In another aspect, other literature has reported that RAs can promote stroke recovery by repairing BBB or promoting angiogenesis (Figure 1). When BBB injury occurs, the intact astrocyte boundary membrane can partially compensate and restore BBB function. After the stroke, astrocytes up-regulate the expression of claudin 1, Claudin 4, and other tight junction proteins in the boundary membrane formed by astrocytes. Alternatively, the Sonic hedgehog (Shh) release may up-regulate capillary endothelial tight junction protein and initiate compensatory repair, promoting BBB recovery (Tian and Kyriakides, 2009; Wang et al., 2014; Liebner et al., 2018). Whereas, when the physical connection between the astrocyte boundary membrane and vascular endothelial cells is structurally damaged, the impaired BBB function cannot be compensated, leading to the aggravation of the secondary brain injury (Horng et al., 2017). In ICH, RAs upregulates heme oxygenase-1 (HO-1), which can resolve heme that flow into the brain parenchyma. Ho-1 overexpression can significantly improve BBB leakage and neurological dysfunction (Chen-Roetling et al., 2017). RAs can also promote stroke recovery by promoting angiogenesis. VEGF-C and VEGF-A secreted by RAs specifically bind to their receptors FLT-4 and FLT-1, respectively, to promote angiogenesis and contribute to spontaneous reperfusion after ischemic stroke (Gu et al., 2001). Notably, high mobility group protein B1 (HMGB-1) has been implicated in inducing inflammatory immune response after brain injury. Hayakawa found that HMGB-1 released by astrocytes promotes endothelial progenitor cell (EPC) mediated neurovascular remodeling in ischemic stroke models.
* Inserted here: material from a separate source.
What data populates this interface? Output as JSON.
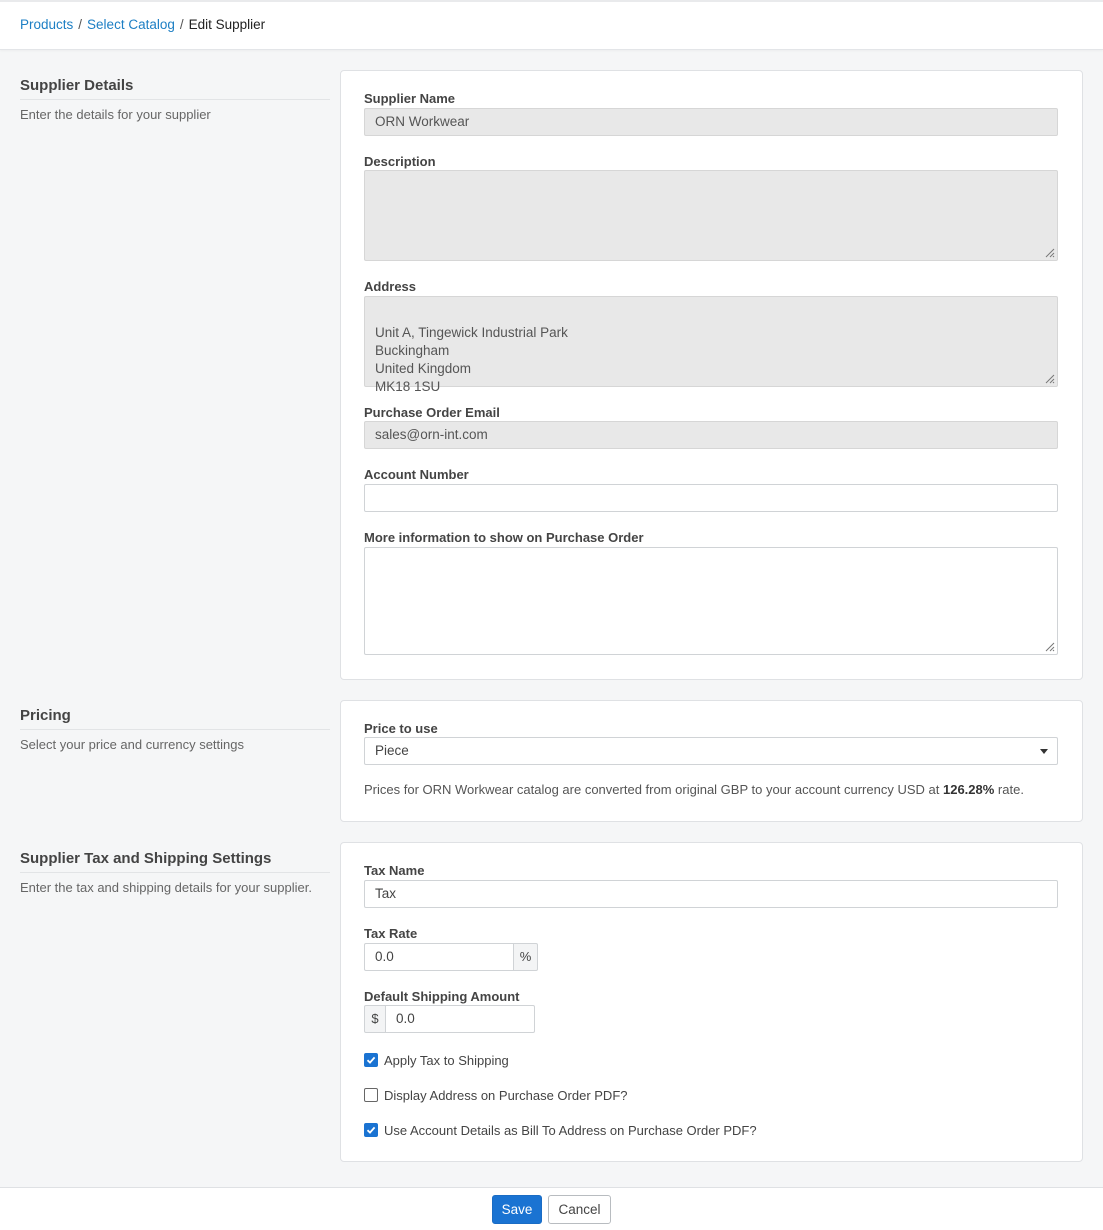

Inhibition of HMGB1 by siRNA can block the pro-angiogenic response of EPC, decrease angiogenesis in damaged areas, and aggravate neurological deficits (Hayakawa et al., 2012).

The bidirectional function of RAs on BBB may be due to differences in the epigenetics of astrocytes at different stages of the stroke (Figure 1). This requires researchers to further clarify the epigenetic states such as genomic methylation and acetylation of RAs cells at different periods and the mechanisms involved. Secondly, in the normal brain, astrocytes are involved in regulating cerebral blood flow to meet the needs of brain metabolism, but there are still few studies on the changes of astrocytes’ blood flow regulation function in disease conditions. Exploration of it will help us further understand the related mechanisms of vascular remodeling and blood flow recovery after stroke and find emerging therapeutic targets.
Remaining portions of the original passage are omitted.